Whatever happened to interdependence?

With the Conservatives back in charge of foreign policy, there is as you might expect a lot of talk about ‘The National Interest’ resuming its proper place at the heart of foreign policy. As this trend has gathered pace, so people with a more, shall we say, cosmopolitan worldview have started countering that foreign policy should be about something bigger than that.  

But what, exactly?

In a post responding to David and my Chatham House report on UK foreign policy, Oxfam’s Duncan Green expressed a worry that our argument appealed too much to the new mood of the national interest. What we’d missed, he argued, was the sense of moral purpose that can energise support for development.

We should appeal to hearts as well as heads. Otherwise we risk giving up one of our strongest cards – moral suasion. The reason why the new government has gone out on a limb in pledging to increase aid despite the fiscal meltdown is surely not just about crude self-interest, but at least partly springs from a desire to do the right thing. To, dare I say it, change the world.

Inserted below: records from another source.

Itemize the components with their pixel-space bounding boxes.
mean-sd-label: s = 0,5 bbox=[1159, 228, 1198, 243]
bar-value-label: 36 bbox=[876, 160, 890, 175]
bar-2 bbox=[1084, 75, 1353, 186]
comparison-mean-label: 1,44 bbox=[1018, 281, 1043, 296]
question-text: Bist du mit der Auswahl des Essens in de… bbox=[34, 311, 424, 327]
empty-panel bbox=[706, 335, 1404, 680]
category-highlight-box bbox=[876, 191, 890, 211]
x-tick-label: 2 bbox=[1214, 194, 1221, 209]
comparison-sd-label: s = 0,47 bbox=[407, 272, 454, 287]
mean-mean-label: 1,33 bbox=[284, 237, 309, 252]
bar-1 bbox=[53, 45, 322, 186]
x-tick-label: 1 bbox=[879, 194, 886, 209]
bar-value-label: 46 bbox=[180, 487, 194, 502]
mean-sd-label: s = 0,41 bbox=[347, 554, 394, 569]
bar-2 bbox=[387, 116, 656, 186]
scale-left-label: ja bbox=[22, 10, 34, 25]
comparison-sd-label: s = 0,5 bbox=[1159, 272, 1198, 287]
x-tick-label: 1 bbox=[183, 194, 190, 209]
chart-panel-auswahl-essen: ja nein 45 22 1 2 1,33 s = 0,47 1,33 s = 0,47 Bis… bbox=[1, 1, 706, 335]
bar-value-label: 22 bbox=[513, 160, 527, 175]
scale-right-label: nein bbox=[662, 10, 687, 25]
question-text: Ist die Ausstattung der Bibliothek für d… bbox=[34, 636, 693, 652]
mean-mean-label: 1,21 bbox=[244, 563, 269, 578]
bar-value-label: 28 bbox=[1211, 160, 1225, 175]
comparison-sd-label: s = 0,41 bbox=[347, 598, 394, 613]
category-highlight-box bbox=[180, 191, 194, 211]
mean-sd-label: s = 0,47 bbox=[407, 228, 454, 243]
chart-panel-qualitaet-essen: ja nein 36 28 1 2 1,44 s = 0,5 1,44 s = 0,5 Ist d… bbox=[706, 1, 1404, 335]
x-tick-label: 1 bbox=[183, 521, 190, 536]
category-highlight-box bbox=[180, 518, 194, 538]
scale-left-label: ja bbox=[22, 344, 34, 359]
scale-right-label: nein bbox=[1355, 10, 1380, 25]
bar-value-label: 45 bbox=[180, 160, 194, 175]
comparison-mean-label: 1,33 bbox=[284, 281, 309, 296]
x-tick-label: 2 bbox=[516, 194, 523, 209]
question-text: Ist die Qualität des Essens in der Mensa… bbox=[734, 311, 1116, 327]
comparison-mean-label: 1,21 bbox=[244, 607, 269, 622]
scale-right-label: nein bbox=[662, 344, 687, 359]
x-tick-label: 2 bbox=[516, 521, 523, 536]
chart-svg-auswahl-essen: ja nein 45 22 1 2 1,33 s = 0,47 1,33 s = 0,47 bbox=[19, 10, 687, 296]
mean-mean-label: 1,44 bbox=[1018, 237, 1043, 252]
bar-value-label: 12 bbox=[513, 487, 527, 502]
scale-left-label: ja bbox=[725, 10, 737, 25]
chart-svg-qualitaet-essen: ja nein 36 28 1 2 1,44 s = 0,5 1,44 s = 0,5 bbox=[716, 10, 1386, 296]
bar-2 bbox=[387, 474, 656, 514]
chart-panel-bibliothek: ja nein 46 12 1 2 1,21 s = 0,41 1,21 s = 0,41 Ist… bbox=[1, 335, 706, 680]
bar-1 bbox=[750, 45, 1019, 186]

ODI’s Simon Maxwell made a similar point in an email to me, arguing that

Your ‘case for foreign policy’ is at first sight defensive and UK-centric i.e. only about defending UK interests. Where is your moral commitment to the MDGs or global stewardship of the world’s people and resources?

Fair questions – not least since much of my own take on development and foreign policy is based on what I consider moral. When people ask me ‘why we’re funding hospitals in Malawi when we’re closing them down at home’, part of me is stunned that the question should even need to be asked – given that in Malawi 5.5% of mothers die in childbirth, as compared to 0.01% here. 

But at the same time, the lobbyist in me is hesitant about using morally based arguments. I always have the hunch that anyone who finds them persuasive is already, well, persuaded – and hence that they’re of limited use in enlarging the progressive foreign policy tent. Politically, the idea of an ‘ethical foreign policy’ is still seen as having been an albatross around Robin Cook’s neck at the Foreign Office. And above all, I worry that proponents of the national interest find it easy to paint moral advocates as starry-eyed, particularly given the wider backlash against aid.

But what intrigued me about Duncan and Simon’s responses is that neither of them mentioned an idea that we used to hear a lot about in discussions like these – interdependence.